For the un-initiated and the unique tourist this wonder will be a bold revelation into the lives and time of the people of a bygone era. The hard work and the basic thought that must have gone into the making of such godzilliac structure cannot be replicated even in these modern times. It isn’t technology that can curve out such beasts of wonders. The inspiration that must lead to such creations is unknown in our times. Maybe that is why religion and anti-religious practices have come to the fore front in the current times.
This ancient beauty of a heritage monument lies in Cambridgeshire Country in England. This medieval cathedral is magnificence personified with the many characteristics that make it unique and a wonder.

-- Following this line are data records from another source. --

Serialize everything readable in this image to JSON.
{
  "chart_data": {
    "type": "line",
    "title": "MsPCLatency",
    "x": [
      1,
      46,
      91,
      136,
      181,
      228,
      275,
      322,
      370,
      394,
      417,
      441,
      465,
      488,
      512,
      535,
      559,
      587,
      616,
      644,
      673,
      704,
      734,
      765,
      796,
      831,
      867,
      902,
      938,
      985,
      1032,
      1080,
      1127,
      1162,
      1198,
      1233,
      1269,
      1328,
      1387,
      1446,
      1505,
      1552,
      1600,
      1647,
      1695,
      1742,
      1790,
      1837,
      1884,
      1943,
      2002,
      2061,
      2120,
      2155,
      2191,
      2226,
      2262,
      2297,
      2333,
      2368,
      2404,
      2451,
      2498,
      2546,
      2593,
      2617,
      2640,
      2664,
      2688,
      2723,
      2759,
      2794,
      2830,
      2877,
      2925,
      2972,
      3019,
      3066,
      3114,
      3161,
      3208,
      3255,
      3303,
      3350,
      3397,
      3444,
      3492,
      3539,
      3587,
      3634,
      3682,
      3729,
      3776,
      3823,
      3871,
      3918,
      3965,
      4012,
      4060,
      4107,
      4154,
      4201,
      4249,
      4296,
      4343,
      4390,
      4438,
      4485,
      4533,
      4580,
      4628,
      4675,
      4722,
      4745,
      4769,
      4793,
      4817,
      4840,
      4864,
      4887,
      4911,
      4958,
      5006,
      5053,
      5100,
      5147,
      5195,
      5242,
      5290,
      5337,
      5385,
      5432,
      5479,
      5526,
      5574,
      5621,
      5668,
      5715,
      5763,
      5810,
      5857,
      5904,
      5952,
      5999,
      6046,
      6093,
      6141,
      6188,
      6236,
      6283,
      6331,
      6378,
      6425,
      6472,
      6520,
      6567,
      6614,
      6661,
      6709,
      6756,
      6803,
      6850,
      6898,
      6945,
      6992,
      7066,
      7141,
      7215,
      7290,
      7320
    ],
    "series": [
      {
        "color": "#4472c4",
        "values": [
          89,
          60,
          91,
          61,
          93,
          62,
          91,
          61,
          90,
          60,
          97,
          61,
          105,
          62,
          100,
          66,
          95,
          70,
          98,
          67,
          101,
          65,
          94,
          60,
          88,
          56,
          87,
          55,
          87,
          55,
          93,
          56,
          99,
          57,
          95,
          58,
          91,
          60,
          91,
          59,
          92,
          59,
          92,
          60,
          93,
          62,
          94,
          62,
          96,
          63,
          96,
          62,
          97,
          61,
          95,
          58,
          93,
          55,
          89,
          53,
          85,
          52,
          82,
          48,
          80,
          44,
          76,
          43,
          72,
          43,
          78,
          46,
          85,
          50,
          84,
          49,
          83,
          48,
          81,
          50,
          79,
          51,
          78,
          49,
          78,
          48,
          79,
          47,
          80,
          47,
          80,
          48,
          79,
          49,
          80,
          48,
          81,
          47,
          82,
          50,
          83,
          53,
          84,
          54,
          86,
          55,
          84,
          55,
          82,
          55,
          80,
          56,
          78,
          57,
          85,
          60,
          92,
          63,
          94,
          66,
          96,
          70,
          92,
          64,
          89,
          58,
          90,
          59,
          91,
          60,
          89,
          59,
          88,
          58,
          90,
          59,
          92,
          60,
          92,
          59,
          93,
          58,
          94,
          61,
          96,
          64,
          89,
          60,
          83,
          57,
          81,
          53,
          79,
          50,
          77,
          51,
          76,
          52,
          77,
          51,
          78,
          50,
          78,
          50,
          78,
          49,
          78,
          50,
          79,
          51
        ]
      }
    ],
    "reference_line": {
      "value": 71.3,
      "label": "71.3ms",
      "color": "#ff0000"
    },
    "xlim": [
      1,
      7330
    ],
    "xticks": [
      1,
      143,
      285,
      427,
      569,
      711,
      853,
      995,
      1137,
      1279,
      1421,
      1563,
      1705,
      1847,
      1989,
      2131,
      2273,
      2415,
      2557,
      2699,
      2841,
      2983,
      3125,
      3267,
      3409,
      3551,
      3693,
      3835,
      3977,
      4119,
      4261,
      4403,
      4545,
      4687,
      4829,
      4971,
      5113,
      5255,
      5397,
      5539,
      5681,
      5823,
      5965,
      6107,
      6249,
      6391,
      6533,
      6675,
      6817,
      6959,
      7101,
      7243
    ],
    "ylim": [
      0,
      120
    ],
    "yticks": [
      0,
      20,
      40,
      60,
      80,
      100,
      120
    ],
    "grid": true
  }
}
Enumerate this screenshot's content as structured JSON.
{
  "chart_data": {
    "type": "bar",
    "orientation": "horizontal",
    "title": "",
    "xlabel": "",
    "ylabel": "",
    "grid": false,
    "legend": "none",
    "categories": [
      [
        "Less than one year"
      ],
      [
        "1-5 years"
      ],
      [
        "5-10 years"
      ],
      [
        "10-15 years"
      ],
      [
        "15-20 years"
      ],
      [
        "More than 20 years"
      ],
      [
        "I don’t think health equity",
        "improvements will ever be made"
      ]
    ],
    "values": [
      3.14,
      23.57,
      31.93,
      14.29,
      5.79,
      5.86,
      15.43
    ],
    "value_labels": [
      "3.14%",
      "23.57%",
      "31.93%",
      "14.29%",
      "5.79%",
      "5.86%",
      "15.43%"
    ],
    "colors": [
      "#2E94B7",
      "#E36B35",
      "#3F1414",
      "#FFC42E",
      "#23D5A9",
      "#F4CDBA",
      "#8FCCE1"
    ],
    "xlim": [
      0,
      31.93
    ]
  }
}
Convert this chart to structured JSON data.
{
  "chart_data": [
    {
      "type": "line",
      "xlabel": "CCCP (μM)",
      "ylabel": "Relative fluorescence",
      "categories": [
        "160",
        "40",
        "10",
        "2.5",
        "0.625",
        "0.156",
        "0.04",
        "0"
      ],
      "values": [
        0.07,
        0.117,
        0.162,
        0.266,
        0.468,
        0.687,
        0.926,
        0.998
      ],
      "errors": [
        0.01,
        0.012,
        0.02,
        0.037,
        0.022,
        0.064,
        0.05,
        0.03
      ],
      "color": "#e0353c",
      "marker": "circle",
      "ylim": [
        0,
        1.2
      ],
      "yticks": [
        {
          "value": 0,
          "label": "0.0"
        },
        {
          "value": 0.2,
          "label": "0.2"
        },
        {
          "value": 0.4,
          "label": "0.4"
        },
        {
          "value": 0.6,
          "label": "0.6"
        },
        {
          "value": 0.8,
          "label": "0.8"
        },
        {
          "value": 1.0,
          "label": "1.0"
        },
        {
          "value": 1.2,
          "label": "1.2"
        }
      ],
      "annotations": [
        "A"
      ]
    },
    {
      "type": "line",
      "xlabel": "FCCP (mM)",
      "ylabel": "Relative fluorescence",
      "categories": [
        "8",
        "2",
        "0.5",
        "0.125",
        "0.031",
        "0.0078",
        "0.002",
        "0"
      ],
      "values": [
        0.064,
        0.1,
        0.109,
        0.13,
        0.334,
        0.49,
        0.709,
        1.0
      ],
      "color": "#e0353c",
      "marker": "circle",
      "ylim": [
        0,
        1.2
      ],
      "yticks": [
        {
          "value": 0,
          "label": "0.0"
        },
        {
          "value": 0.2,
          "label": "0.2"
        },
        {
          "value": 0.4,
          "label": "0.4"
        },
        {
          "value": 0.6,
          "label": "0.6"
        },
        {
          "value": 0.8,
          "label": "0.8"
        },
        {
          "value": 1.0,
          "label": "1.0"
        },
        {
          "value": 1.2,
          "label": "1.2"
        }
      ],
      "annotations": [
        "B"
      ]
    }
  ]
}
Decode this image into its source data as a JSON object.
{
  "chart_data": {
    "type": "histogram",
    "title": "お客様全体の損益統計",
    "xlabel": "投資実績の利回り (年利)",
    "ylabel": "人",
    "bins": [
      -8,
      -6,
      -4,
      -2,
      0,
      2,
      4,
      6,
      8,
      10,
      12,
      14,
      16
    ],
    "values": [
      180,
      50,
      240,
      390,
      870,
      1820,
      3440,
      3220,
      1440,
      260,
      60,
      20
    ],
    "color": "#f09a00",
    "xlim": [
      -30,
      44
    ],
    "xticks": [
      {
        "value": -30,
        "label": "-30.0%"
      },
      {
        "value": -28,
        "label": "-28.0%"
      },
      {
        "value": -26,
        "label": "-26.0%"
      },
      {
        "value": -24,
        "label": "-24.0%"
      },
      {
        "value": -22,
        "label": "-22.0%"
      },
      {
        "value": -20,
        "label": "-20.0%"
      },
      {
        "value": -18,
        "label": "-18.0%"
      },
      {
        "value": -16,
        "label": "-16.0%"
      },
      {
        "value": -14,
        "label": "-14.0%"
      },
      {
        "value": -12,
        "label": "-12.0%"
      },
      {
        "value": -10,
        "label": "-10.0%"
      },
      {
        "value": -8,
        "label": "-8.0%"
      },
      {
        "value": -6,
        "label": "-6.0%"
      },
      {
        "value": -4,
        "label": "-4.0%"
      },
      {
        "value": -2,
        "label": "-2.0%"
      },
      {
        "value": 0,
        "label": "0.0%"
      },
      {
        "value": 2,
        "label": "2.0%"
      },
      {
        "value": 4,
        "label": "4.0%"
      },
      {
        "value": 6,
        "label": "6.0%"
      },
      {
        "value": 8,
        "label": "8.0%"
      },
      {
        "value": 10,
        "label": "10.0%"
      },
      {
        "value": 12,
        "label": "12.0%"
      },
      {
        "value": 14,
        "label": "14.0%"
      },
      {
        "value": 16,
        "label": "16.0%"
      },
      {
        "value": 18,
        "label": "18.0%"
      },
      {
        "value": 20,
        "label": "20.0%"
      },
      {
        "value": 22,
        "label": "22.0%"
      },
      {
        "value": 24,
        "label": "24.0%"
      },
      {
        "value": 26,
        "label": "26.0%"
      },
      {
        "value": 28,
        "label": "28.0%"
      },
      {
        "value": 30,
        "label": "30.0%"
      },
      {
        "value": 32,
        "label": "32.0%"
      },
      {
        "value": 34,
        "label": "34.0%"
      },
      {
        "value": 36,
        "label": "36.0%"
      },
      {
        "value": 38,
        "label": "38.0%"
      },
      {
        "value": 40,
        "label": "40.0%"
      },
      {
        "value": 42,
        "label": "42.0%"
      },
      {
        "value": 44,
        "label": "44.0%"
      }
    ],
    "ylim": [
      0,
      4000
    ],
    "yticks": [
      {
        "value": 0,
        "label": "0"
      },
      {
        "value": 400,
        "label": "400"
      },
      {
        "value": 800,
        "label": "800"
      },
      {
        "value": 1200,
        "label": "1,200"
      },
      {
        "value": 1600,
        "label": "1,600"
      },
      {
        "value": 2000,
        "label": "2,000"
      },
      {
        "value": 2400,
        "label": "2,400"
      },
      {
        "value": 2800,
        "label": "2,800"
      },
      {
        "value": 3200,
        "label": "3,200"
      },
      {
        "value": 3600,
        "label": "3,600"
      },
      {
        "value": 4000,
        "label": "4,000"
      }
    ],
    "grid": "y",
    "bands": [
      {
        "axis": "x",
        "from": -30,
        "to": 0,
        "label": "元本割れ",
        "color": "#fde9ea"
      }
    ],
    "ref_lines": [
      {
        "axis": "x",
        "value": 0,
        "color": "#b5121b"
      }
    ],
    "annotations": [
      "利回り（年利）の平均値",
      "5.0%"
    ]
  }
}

The building of the cathedral was competed in 1189 and was designed in the classic Romanesque style. In the thirteenth and the fourteenth century some changes and additions were incorporated which add to the beauty of the structure.
Get on board the ship of Fens:
Ely which is said as “eely” during most of the history was an island that was until the marshy lands of the Fens were drained out during the eighteenth century. For a long time period this mammoth of a monument in terms of religious and cultural significance has been also known as the ship of the Fens. Situated in between the Idyllic and flat green landscape surrounding the great Ely cathedral make it appear to float high as if wearing a Halo.
The monument doors are kicked open from Easter until October. The admission fee is pound three and fifty pence. It is open from Monday to Saturday from 10:30 am to 5 pm. And on Sundays from 12pm to 4:30 pm.
Great attractions of Ely Cathedral:
The views from the monument are of the lovely green patches in the west when stretches on to the north. From the north one can also see the Lady Chapel’s great window. On the south of the Cathedral one can see great monastic buildings. These structures are the biggest collection of medieval monastic architecture in the whole of England.
The monuments west front can be termed peculiar and unusual. It can be due to the absence of the northwest transept. The loss of the turrets on the westward tower and the octagonal belfry also contribute to the unusual look. The asymmetric and lopsided attribute is loved by the many who flock here.
But equal numbers find it ugly and use strong words such as hate. The twelfth century exterior still has intricate carvings which although weathered are more than worthy of a closer appreciation. Do not hesitate to pull out those extra long binoculars and zoom in to your hearts content.
Inside the Ely cathedral there is a Norman nave which is very finely designed and was built from the east to the west. The changes in architecture in the four decades during its construction can be seen in the structure itself. Not until the start of the sixth bay the molding of the arches is square and there onwards the molding is round in the subsequent bays.
The upper storey which has windows is known as the clerestory. It was built over a shorter span of time and has a crude finish to its design. This is an indication of junior masons who were given the opportunity to try the latest designs on stone to develop and hone their skills. This place is hardly in the visibility line of the worshippers who thronged here.
Michelangelo’s style revisited:
Victorian influence is seen in the design of the ceiling and the floor. Pavements replacing rough stones in 1869 can be seen in the floor elements. Great and gifted artists Thomas Gambier Parry and his dear friend Henry Styleman le strange painted the wooden ceiling in 1858. Similar to Michelangelo they painted the ceiling in situ, on their backs in bad light conditions.
Romanesque style carvings of the 12th century add magnificence to the Prior’s door. The prior’s door is situated off the southern aisle of the nave. The cravings represent and depict the Christ held in the arms of archangels and being blessed by the creature of the universe. Two human heads are shown looking down form the pilasters and the corners. The medallions have various humans and beasts shown in them.
The oldest and one of the fine artifacts to be found in the cathedral in the southern aisle lying next to the prior’s door is the Ovin’s stone. It is the memorial crosses’ base dating from the eighth century which is the saxon period of history. In the eastern end the nave opens out into a large space under the octagon. This space was originally where the Norman central tower resided.
St. Etherelda’s life is depicted here in the form of sculptures on the eight huge pillars which support giant triangles of old English oak. From the apex of these triangles the vertical posts of the octagon gallery rises.